Onze de setembro
Por Bráulio Tavares Em: 13/09/2011, às 16H20
[Bráulio Tavares]
Naquele dia, meu filho, que na época tinha nove anos, mudou de canal, do Cartoon Network para a Globo, para assistir Dragonball Z no programa da Xuxa. Acordei não tanto com o volume da TV, mas como o tom angustiado e nervoso na voz do locutor; e já estava diante da tela quando o segundo avião explodiu de encontro à segunda torre. Fiquei colado ali, e perplexo como todo mundo. Antes do meio-dia, atendi telefonemas (sabe Deus como conseguiram meu número) da Rádio Jovem Pan e da Folha de São Paulo, ambas com a mesma pergunta: A ficção científica previra algo assim? Falei que a FC propriamente dita não, mas escritores de techno-thrillers como Tom Clancy tinham chegado perto. E comentei, com certa imodéstia, que meu conto “Jogo Rápido” (em A Espinha Dorsal da Memória, 1989) também postulava um ataque a um “cartão postal” – neste caso, um grupo terrorista que arrancava e roubava a cabeça do Cristo Redentor. (Não eram terroristas políticos, eram terroristas estéticos, um grupo de milionários que colecionava cabeças de estátuas famosas do mundo inteiro).
Fantasioso, eu? De jeito nenhum, pensei, diante da TV onde as torres desmoronavam coreografadamente. Nos dias seguintes, li o depoimento do compositor Stockhausen, dizendo (e causando um tremendo escândalo junto à imprensa): “Aquilo foi a maior obra de arte que já existiu. Pessoas passam dez anos se preparando para um ‘concerto’, e no momento da execução morrem”.

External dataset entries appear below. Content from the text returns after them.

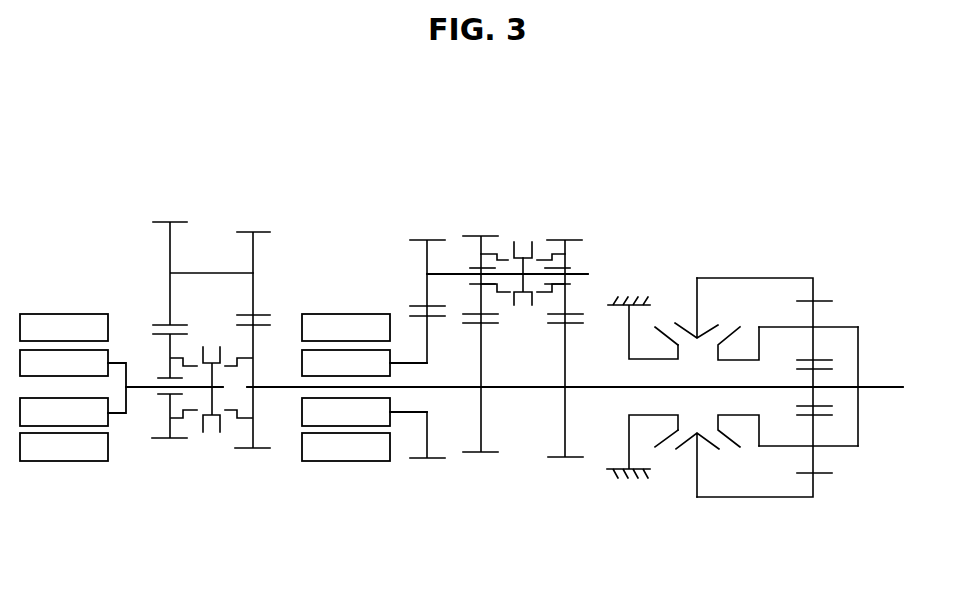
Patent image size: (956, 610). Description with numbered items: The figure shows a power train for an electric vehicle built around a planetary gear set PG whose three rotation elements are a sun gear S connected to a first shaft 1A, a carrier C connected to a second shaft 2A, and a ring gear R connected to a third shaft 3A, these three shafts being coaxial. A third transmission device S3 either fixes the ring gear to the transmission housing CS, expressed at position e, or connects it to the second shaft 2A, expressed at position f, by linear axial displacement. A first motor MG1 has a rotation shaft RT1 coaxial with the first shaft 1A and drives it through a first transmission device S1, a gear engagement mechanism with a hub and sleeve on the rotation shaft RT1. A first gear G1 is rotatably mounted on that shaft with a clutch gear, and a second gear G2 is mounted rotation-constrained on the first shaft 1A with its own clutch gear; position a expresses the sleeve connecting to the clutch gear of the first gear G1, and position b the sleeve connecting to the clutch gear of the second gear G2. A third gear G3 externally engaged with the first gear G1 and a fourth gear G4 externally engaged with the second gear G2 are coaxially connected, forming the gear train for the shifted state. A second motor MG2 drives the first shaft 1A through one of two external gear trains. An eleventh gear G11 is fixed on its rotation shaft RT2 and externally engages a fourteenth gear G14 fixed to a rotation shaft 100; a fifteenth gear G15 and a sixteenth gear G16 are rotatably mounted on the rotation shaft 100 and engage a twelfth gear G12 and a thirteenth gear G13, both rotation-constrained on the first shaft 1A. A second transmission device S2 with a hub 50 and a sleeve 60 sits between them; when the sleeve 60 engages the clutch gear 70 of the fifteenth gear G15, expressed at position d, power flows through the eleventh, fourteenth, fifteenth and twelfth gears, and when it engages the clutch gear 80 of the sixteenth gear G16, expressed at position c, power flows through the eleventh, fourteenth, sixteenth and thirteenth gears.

The first motor MG1 is at (73, 374).
The second motor MG2 is at (364, 374).
The rotation shaft of the first motor RT1 is at (145, 382).
The rotation shaft of the second motor RT2 is at (407, 413).
The first gear G1 is at (160, 440).
The second gear G2 is at (262, 450).
The third gear G3 is at (160, 221).
The fourth gear G4 is at (243, 231).
The eleventh gear G11 is at (419, 460).
The twelfth gear G12 is at (473, 454).
The thirteenth gear G13 is at (558, 459).
The fourteenth gear G14 is at (418, 240).
The fifteenth gear G15 is at (472, 234).
The sixteenth gear G16 is at (577, 240).
The first transmission device S1 is at (207, 443).
The second transmission device S2 is at (518, 230).
The third transmission device S3 is at (688, 315).
The connection of the first transmission device sleeve to the first gear clutch gear a is at (180, 436).
The connection of the first transmission device sleeve to the second gear clutch gea b is at (238, 436).
The connection of the second transmission device sleeve to the sixteenth gear clutch c is at (546, 247).
The connection of the second transmission device sleeve to the fifteenth gear clutch d is at (502, 248).
The connection of the third transmission device to the transmission housing e is at (660, 315).
The connection of the third transmission device to the second shaft f is at (732, 315).
The hub 50 is at (537, 287).
The sleeve 60 is at (528, 250).
The clutch gear 70 is at (495, 268).
The clutch gear 80 is at (572, 268).
The rotation shaft 100 is at (585, 276).
The transmission housing CS is at (622, 480).
The planetary gear set PG is at (830, 490).
The first shaft 1A is at (823, 387).
The second shaft 2A is at (858, 328).
The third shaft 3A is at (790, 278).
The sun gear S is at (825, 369).
The ring gear R is at (828, 299).
The carrier C is at (842, 328).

Eu já havia escrito os dois parágrafos acima quando, pouco antes da meia-noite entre sábado e domingo passados (de 10 para 11 de setembro) terminei a leitura da coletânea de contos Saffron and Brimstone de Elizabeth Hand, e me surpreendi ao ver no fim do livro uma “Afterword” datada de 11 de setembro de 2006. Hand fala que alguns contos do livro foram inspirados por um amigo que ela julgou ter perdido no atentado ao WTC. O último conto do livro, “The Saffron Gatherers”, mostra San Francisco sendo destruída por um terremoto no momento em que o avião da protagonista decola (ela vê tudo lá de cima). Diz Hand que a história desse amigo se tornou “a personificação das minhas ansiedades: desejo e perda; a ameaça do apocalipse; o poder e a vulnerabilidade do artista; meu fracasso constante em criar alguma coisa a partir da tristeza e do desespero”. Foi só mais uma sincronicidade (me ocorre com frequência ler por acaso um livro em que surge a mesma data em que o estou lendo), mas acho que exprime o que os atentados de 2001 passaram a significar para muitos escritores e artistas em geral. A necessidade, e a impossibilidade, de fazer literatura e arte sobre uma catástrofe tão esmagadora.